Good condition includes items that are in fine working order but have some visual imperfections here and there. A pedal with scratches and dents on its chassis, a guitar with some cracks in the binding, or maybe an old snare drum with some corrosion on the lugs could all be classified as Good. All of these items work just fine but have enough visual imperfections to only be in the middle of the scale.
This would be where the various nicks and blemishes start to actually impact the function of the item. Fair items mostly work fine but maybe have some minor functional issues. Say you've got an old archtop that's totally playable but has some neck warping that render some dead spots on the upper registers. This could be considered Fair.
Poor condition items have definite functional problems that will usually require some sort of repair. Perhaps this is an old acoustic guitar where the action is so high, it's practically unplayable. Maybe it's a keyboard where some of the keys just don't work. It could be an amp that powers on, but doesn't generate any real volume.
This would be for instruments and other gear that simply do not work.
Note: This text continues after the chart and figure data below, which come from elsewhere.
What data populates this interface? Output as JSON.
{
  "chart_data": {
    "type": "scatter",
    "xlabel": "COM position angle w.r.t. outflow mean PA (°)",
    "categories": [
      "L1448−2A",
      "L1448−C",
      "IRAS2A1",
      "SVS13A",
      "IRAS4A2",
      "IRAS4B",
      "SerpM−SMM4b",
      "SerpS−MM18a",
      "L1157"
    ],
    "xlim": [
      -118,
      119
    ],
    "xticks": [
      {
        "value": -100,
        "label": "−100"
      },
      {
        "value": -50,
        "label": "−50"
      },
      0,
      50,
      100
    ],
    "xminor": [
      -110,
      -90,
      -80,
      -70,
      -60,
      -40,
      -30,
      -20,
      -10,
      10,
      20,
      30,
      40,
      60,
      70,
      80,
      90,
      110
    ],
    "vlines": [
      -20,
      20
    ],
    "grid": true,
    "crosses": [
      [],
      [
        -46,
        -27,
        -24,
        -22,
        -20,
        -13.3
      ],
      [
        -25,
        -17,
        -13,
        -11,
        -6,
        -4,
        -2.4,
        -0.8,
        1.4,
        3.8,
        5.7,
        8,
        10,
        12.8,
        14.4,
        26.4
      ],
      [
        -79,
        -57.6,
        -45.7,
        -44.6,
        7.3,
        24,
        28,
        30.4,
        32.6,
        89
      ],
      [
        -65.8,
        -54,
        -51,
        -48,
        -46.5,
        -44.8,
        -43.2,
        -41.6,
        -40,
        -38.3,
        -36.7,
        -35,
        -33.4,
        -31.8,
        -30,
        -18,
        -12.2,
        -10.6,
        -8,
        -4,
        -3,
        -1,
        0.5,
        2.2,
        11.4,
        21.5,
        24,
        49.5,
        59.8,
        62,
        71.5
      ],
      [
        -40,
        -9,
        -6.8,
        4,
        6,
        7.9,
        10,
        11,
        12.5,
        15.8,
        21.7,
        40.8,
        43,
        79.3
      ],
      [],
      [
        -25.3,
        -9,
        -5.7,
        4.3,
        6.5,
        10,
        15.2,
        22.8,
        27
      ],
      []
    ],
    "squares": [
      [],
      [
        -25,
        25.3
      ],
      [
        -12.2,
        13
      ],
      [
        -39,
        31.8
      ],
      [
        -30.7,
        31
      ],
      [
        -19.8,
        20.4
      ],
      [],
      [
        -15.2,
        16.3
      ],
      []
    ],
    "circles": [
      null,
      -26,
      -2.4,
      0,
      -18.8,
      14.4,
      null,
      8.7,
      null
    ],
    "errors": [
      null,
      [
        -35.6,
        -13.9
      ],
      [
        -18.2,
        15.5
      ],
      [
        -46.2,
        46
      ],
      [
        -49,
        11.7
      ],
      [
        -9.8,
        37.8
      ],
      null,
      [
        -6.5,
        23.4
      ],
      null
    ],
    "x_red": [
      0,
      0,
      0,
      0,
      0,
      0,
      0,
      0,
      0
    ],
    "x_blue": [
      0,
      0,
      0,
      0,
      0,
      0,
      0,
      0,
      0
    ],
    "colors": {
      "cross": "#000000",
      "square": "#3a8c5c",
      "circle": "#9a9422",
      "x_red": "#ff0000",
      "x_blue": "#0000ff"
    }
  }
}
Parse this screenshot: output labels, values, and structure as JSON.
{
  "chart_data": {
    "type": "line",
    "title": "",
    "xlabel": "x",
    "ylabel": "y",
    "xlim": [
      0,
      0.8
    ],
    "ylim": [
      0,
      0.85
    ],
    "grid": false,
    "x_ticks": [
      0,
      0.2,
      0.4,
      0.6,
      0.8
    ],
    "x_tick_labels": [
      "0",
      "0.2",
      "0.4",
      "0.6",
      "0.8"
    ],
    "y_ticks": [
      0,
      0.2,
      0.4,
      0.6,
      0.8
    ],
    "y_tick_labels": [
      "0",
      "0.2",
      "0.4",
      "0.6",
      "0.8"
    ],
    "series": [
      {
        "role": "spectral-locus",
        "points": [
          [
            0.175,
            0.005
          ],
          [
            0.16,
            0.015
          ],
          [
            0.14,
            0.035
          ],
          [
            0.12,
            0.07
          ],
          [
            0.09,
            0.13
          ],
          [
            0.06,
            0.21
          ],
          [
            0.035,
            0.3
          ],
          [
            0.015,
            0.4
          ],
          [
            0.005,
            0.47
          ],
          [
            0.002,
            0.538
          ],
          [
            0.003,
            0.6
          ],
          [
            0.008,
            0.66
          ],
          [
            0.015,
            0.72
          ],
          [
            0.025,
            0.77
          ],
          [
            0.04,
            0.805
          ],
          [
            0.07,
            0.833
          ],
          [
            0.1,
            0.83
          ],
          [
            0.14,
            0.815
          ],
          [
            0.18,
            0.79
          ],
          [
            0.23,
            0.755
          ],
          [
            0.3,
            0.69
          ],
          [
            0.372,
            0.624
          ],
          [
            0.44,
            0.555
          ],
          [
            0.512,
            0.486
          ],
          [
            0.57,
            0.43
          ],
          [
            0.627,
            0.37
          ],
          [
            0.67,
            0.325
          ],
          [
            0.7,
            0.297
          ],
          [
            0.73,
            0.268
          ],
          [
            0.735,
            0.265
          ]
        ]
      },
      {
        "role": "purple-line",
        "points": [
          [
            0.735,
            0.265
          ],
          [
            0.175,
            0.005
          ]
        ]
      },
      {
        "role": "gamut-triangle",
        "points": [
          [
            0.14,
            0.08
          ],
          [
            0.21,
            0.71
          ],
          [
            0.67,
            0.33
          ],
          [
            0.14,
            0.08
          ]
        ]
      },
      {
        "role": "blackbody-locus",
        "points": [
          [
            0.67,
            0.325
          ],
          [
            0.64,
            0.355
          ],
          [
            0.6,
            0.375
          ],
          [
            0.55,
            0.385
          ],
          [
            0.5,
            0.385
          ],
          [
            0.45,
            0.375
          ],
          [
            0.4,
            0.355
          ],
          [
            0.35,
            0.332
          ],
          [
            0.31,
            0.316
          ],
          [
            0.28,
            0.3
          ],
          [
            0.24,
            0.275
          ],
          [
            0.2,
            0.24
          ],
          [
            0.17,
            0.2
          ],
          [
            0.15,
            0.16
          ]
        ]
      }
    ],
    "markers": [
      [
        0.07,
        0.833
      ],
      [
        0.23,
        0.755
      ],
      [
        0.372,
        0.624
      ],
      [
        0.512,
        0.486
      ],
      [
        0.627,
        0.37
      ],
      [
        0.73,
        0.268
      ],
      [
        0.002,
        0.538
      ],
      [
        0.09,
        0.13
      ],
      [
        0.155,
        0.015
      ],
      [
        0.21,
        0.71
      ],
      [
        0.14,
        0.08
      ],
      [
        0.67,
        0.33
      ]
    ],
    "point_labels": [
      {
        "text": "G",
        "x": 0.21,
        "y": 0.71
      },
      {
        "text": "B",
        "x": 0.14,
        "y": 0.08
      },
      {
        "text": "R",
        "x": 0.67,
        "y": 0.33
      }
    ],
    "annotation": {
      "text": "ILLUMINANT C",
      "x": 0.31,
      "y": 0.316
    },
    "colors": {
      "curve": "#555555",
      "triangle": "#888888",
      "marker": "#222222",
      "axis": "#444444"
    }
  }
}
It could be a guitar with an entirely broken neck, or maybe a mixing board that won't power up. Keep in mind, there are still plenty of buyers out there who are in the market for project guitars and other fixer-upper items.
Other Condition Considerations
Condition and the factors that determine it are, of course, contingent on the type of gear you're talking about. A few dings on the face of a distortion pedal may not make a huge difference to anyone, but a few dings on the face of a hand-crafted classical guitar can drastically impact its desirability. Age is also a major consideration. A 70-year-old mandolin can't be held to the same standard as one that was made this year. It's important to keep in mind that it's all relative.
And of course, if there's any uncertainty, you can always take more pictures and write more detailed descriptions to cover your bases.